Géographies de DAR - Une

[FIFA] Les Géographies de DAR — Tout est dans le ton

« So now I’ll mention that boy from Miramichi. The one that stuffed his pockets with poems as he hitchhiked through the dark. »
[Je vais parler de ce garçon de Miramichi. Celui qui remplissait ses poches de poèmes en faisant du pouce dans la noirceur.]

Géographies de DAR - affiche

Le captivant Les Géographies de DAR explore la vie et l’œuvre littéraire du célèbre auteur canadien David Adams Richards.

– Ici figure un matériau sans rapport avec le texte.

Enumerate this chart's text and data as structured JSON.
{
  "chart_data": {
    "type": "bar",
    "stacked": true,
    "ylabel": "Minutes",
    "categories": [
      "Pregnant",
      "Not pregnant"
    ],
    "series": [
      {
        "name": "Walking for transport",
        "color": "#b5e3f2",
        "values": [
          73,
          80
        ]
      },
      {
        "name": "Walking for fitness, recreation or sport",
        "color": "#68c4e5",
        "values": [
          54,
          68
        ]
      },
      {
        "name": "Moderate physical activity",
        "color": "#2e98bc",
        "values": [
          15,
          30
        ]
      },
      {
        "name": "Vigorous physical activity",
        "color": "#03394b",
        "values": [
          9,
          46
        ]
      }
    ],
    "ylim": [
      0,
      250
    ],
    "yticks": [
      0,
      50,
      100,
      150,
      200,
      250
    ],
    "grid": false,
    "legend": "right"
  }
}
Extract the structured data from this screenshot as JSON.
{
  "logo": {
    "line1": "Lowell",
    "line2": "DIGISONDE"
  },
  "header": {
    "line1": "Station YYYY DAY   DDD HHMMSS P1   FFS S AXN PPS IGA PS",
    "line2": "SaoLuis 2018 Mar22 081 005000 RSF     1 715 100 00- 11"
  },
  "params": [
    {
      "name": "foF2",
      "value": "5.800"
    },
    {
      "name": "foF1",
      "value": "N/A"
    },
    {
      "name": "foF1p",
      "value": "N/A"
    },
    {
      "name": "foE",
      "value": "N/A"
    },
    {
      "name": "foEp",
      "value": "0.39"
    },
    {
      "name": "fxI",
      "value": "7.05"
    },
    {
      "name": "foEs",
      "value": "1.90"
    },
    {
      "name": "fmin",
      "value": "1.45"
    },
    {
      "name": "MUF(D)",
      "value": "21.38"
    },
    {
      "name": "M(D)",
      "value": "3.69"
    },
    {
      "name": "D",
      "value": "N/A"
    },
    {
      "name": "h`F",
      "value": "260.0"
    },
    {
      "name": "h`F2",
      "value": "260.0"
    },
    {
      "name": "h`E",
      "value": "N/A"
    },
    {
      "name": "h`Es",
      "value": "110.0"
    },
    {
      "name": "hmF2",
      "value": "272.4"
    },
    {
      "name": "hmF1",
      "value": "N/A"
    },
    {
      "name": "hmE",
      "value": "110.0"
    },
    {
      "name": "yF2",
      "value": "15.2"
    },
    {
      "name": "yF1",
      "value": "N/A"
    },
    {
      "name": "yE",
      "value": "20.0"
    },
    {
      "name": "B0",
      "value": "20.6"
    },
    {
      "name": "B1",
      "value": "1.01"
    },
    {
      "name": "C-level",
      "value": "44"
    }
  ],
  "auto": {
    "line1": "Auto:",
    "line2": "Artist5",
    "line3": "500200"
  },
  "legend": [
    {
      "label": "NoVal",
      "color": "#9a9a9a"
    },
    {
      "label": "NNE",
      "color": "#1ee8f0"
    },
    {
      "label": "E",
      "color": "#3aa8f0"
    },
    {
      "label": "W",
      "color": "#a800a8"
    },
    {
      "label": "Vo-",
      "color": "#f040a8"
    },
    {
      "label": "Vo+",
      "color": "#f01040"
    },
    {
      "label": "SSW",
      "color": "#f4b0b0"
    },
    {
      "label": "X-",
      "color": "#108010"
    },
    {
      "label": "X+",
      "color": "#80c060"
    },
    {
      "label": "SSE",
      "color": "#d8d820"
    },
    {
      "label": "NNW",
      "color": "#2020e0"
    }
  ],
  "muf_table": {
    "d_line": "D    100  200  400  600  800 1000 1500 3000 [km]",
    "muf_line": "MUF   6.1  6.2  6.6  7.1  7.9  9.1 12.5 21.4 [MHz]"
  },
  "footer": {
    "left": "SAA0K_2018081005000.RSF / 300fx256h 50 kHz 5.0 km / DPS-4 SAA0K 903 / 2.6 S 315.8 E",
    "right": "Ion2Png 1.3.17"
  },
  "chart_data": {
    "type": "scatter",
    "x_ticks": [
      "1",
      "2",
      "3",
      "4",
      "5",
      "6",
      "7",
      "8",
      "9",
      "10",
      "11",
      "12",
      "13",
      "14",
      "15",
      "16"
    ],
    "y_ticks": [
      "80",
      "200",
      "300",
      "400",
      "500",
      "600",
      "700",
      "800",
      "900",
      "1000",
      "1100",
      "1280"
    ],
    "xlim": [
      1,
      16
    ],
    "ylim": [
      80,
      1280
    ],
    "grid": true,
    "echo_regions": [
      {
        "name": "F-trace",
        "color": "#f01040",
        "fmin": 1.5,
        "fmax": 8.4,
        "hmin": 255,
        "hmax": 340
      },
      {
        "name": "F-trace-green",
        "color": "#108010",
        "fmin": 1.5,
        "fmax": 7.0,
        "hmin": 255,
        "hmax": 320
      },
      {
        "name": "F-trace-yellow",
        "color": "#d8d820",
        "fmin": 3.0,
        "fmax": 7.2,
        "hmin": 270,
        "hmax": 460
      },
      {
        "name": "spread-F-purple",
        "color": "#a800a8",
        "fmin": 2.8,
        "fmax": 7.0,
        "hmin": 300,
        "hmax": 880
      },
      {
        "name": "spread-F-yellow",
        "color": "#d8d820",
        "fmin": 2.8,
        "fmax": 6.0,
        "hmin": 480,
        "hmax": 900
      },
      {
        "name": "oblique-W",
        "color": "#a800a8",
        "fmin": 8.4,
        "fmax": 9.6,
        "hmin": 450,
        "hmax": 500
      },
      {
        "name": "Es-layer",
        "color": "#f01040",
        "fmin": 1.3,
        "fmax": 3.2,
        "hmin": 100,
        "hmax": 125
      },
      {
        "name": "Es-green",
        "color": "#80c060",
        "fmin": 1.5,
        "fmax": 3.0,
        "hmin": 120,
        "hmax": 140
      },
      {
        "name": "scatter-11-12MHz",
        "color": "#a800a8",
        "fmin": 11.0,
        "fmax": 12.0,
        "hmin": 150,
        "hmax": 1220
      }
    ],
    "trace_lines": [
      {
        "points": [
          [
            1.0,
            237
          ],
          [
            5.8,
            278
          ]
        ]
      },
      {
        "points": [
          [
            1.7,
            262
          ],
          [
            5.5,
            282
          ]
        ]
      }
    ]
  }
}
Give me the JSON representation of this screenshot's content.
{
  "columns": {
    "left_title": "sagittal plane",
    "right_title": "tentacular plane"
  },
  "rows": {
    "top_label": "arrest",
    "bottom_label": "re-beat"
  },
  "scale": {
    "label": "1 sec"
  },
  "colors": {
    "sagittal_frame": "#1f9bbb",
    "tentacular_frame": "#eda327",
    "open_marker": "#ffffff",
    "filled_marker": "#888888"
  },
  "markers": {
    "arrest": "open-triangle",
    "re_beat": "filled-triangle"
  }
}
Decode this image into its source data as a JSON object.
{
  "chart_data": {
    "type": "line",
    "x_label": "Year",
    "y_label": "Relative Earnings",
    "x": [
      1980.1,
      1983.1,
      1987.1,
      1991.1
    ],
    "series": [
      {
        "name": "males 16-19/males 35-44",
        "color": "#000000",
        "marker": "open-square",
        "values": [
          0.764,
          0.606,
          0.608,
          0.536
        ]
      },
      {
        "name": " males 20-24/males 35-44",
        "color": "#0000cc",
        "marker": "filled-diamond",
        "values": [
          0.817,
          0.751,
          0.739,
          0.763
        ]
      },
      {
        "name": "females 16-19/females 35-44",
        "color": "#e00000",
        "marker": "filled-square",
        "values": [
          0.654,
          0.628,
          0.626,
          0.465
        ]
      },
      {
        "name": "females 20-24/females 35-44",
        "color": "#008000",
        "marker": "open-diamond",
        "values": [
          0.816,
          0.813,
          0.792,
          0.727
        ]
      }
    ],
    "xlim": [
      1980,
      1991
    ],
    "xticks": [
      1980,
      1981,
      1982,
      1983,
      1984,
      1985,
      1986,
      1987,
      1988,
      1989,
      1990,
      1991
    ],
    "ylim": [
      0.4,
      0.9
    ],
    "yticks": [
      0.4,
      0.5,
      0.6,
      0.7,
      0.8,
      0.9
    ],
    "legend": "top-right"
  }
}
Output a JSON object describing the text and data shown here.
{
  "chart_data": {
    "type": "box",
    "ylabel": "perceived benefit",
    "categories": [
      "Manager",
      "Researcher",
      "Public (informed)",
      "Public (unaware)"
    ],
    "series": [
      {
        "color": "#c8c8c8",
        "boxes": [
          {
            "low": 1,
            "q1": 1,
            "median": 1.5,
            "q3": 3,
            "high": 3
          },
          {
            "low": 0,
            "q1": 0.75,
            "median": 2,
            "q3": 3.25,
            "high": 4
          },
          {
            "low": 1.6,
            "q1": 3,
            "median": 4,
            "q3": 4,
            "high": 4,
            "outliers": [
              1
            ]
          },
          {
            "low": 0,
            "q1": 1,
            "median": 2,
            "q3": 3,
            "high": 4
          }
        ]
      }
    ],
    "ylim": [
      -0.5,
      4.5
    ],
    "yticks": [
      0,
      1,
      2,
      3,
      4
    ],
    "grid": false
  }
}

Au moyen d’images saisissantes, d’entrevues pénétrantes et de lectures d’extraits de ses ouvrages, le film révèle la relation profonde qui unit les expériences personnelles de l’écrivain et Miramichi, cette région de l’est du Canada qui a façonné ses récits.

Rendre hommage

Avec son style Lynchien, si Les Géographies de DAR était un film d’horreur, les images et la musique me plongeraient dans l’ambiance avec aise. Objectivement, le documentaire est tellement beau, je suis triste de voir que même les grosses productions américaines ne semblent pas capables de rendre des images autant lyriques et poignantes. Je me suis vite retrouvé absorbé par la direction photographique complètement ahurissante accompagné par la mélodie des voix récitant par-ci par-là, des passages des livres de David Adams Richards.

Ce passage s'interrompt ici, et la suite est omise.